Он знал, почему остановились станки. Он знал даже, который час, хотя и не взглянул на циферблат: ровно половина третьего. Этого часа ждали все. Готовился к нему и Мандо.
Мандо огляделся. Рабочие по одному покидают свои места, как если бы наступил конец смены. И каждый, уходя, вопросительно смотрит на Мандо.
— Эй, приятель! У тебя твердолобая башка! — крикнул ему Кадьо, руководитель стачки, к которой они давно готовились. — Ты против всех нас? Пеняй потом на себя!
На миг Мандо растерялся: неужели они все-таки решились? Но потом вдруг сообразил, что их волю, которая так долго вызревала и которая теперь сверкала в их взглядах и отпечаталась на их лицах, — эту волю теперь не сломить!
Кто-то тронул его за плечо. Он обернулся — перед ним стоял директор фабрики. Мандо выключил станок.
— Ты не с ними? — спросил директор.
— Я не хочу, чтобы мои дети голодали.
— Значит, ты будешь работать?
— Я не могу не работать. В семье я единственный кормилец.
Директор одобрительно кивнул. Конечно, он — Мандо — нужен фабрике. Если остановятся все станки, остановится и фабрика. И тогда многие потеряют работу: закройщики, катальщики, красильщики и даже кладовщики. Пройдет несколько месяцев — и хозяин потеряет бешеные деньги!
— Вот и продолжай работать, — сказал директор. — Я буду платить тебе на пятьдесят песо больше. Даже когда забастовка кончится. Только выполняй норму: пятьдесят ярдов ежедневно. Тогда у нас на складе останется достаточно ткани: пусть забастовка продлится хоть два месяца, заказчики не застанут нас врасплох.
И вновь загрохотал станок Мандо — один во всем цехе. Казалось, он издевается над тишиной. Он словно кричит о желании работать, работать, работать. В такт
— Кровососы! — сказал однажды Кадьо после смены. — Заказов много — вот они и заставляют нас работать и сверхурочно, и по воскресеньям, неделями домой не отпускают, да еще штрафами душат…
— А что мы можем поделать? — прервал его один из рабочих. — Ты же знаешь, как трудно нынче найти работу.
Кадьо сплюнул.
— Ну что ж, вкалывай, пока не сдохнешь! А они будут жиреть. Ведь мы кормим их. А сами что? А сами голодаем!
Ему никто не ответил — все его отлично поняли. И Мандо понял. Конечно, Кадьо прав. Он сказал то, что было у всех на уме. Слишком долго терпят они все эти притеснения. Полжизни они работают здесь и полжизни голодают. Правильно сказал Кадьо: заработка едва хватает на жизнь. Хозяева с каждым годом богатеют, а мы не можем прокормить семьи!

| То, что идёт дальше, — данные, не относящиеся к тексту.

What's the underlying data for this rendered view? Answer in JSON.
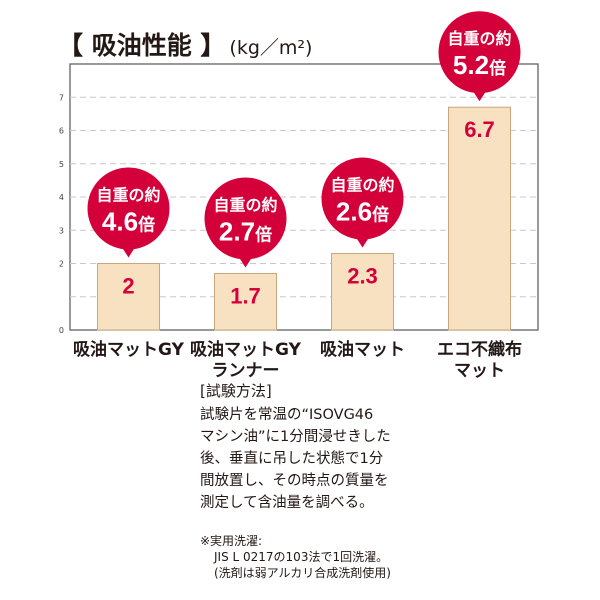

— Взгляни на нашего хозяина, этого Чуа! — продолжал Кадьо. — Нашим потом он заработал себе уже три «кадиллака». А ты и через двадцать лет останешься беднее мыши!
Да, Кадьо говорил сущую правду. И все же Мандо решил не слушать его. Пусть бастует сам Кадьо. А он, Мандо, боится потерять работу. У него жена и трое детей — он должен в первую очередь думать о них. Нет-нет, он не станет бастовать. Он сознавал, что прав Кадьо и его единомышленники. Он сознавал, что поступает подло по отношению к ним. Но у него семья! У других, конечно, тоже семьи, всем тяжело, но… Э, да что ему за дело до всех! Почему он должен идти на поводу у Кадьо и его дружков? Он сам по себе. Ведь никто, кроме него, не позаботится о ребятишках! Он должен выжить, чего бы это ему ни стоило…
Когда часы показали половину пятого, он остановил станок. Постоял немного, привыкая к тишине. Тихо — как на кладбище. И немного не по себе — тоже как на кладбище.
Мандо вышел во двор. Еще издали он увидел у ворот фабрики бастующих рабочих. В руках у них транспаранты. Их взгляды устремлены на него — они как бы поджидают. Ему почему-то стало страшно: перед ним не тусклые, не пустые, как обычно, а сверкающие злобой глаза и сильные руки, сжатые в кулаки. Но сегодня этого уже недостаточно, чтобы заставить его думать по-другому!
Он оглядел двор. Ворота уже близко. Нет, он не передумал. Он будет стоять на своем!
— Мандо! На минутку! — окликнул его Кадьо. Лицо его опалено жаром, крепким рукам тесно в черной коже рукавов.
Мандо медленно подошел. Его тотчас окружили.
— Старина, я ведь предупреждал тебя на днях, — сказал Кадьо. — Не будь же трусом. Ты ведешь себя, как холуй Чуа. Хочешь, чтобы он тебя похвалил?
Мандо поднял глаза.
— Вы можете бастовать. А я отказываюсь. — Голос его был тверд.